Google's Secret Sauce
So how does Google maintain its edge over rivals? A comprehensive index is key, as is a fanatical devotion to excellence. "We live and breathe search. There are guys who'll come in over the weekend. They'll say, 'I was doing a query on this strange thing and I wanted Google to return this page.' And then people will spend a few hours figuring out how to tune our algorithm to return more relevant results," says Google's Matt Cutts.
Fair enough, but other sites certainly have their own search fanatics. So what else? Timeliness is crucial. Cutts says, "If we don't have an important document or breaking news within a day or two after it happens, we need to do better. It used to be that search engines would update once a month, and we've led the charge in trying to return and refresh little bits of our index every day." Within a week or two, Google has refreshed its Web index.
Many of the smaller search engines license their indices from larger players and then massage the results with their own home-brewed algorithms, or via human indexing, a technique pioneered by Ask.com but now used by several search services. The Yahoo-owned AlltheWeb and AltaVista, for instance, each use their parent company's index, while Lycos hooks into Ask.com, and AOL Search is really Google in disguise.
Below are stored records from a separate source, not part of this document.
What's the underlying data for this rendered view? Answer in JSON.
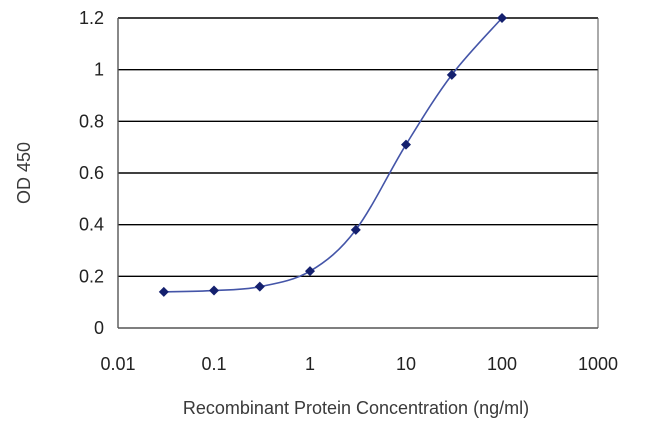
{
  "chart_data": {
    "type": "line",
    "title": "",
    "xlabel": "Recombinant Protein Concentration (ng/ml)",
    "ylabel": "OD 450",
    "xscale": "log",
    "xlim": [
      0.01,
      1000
    ],
    "ylim": [
      0,
      1.2
    ],
    "grid": "horizontal",
    "legend": "none",
    "x_ticks": [
      0.01,
      0.1,
      1,
      10,
      100,
      1000
    ],
    "x_tick_labels": [
      "0.01",
      "0.1",
      "1",
      "10",
      "100",
      "1000"
    ],
    "y_ticks": [
      0,
      0.2,
      0.4,
      0.6,
      0.8,
      1,
      1.2
    ],
    "y_tick_labels": [
      "0",
      "0.2",
      "0.4",
      "0.6",
      "0.8",
      "1",
      "1.2"
    ],
    "series": [
      {
        "x": [
          0.03,
          0.1,
          0.3,
          1,
          3,
          10,
          30,
          100
        ],
        "y": [
          0.14,
          0.145,
          0.16,
          0.22,
          0.38,
          0.71,
          0.98,
          1.2
        ]
      }
    ],
    "colors": {
      "line": "#4455a8",
      "marker": "#14206e",
      "grid": "#000000",
      "axis": "#555555"
    }
  }
}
Why use a smaller site if it's simply mirroring another engine's results? For one thing, you might like its interface better. Google's iconic, simpler-is-better approach is the industry standard-bearer: just a search box, a fanciful graphical treatment of the brand, plenty of white space, and no ads on the home page. Both Ask.com and Live Search mimic Google's minimalist motif, although the former spices things up a bit by adding a handy Search Tools column on the right side of the screen, giving you easy access to useful search helpers that you might otherwise miss, such as the service's encyclopedia, dictionary, and maps.
AlltheWeb's home page is unadorned as well (some might call it homely), consisting mostly of a query box and a few tabs for accessing specialty-search sections (news, pictures, and so on). On the other hand, its parent site is the Times Square of Search: Yahoo's home page is so jam-packed with news headlines, ads, and links to other features that the search box at the top of the screen is easy to overlook entirely. Meanwhile, if you enter a query in AOL's search field, you'll get much the same results as you would by doing the same search at Google.
Specialty engines vary in their presentation. This is illustrated by our two favorite blog-search sites, Blogdigger and Bloglines. Blogdigger adheres to Google's less-is-more rule, while Bloglines uses its home page to pitch its RSS newsreader and blog-publishing tools.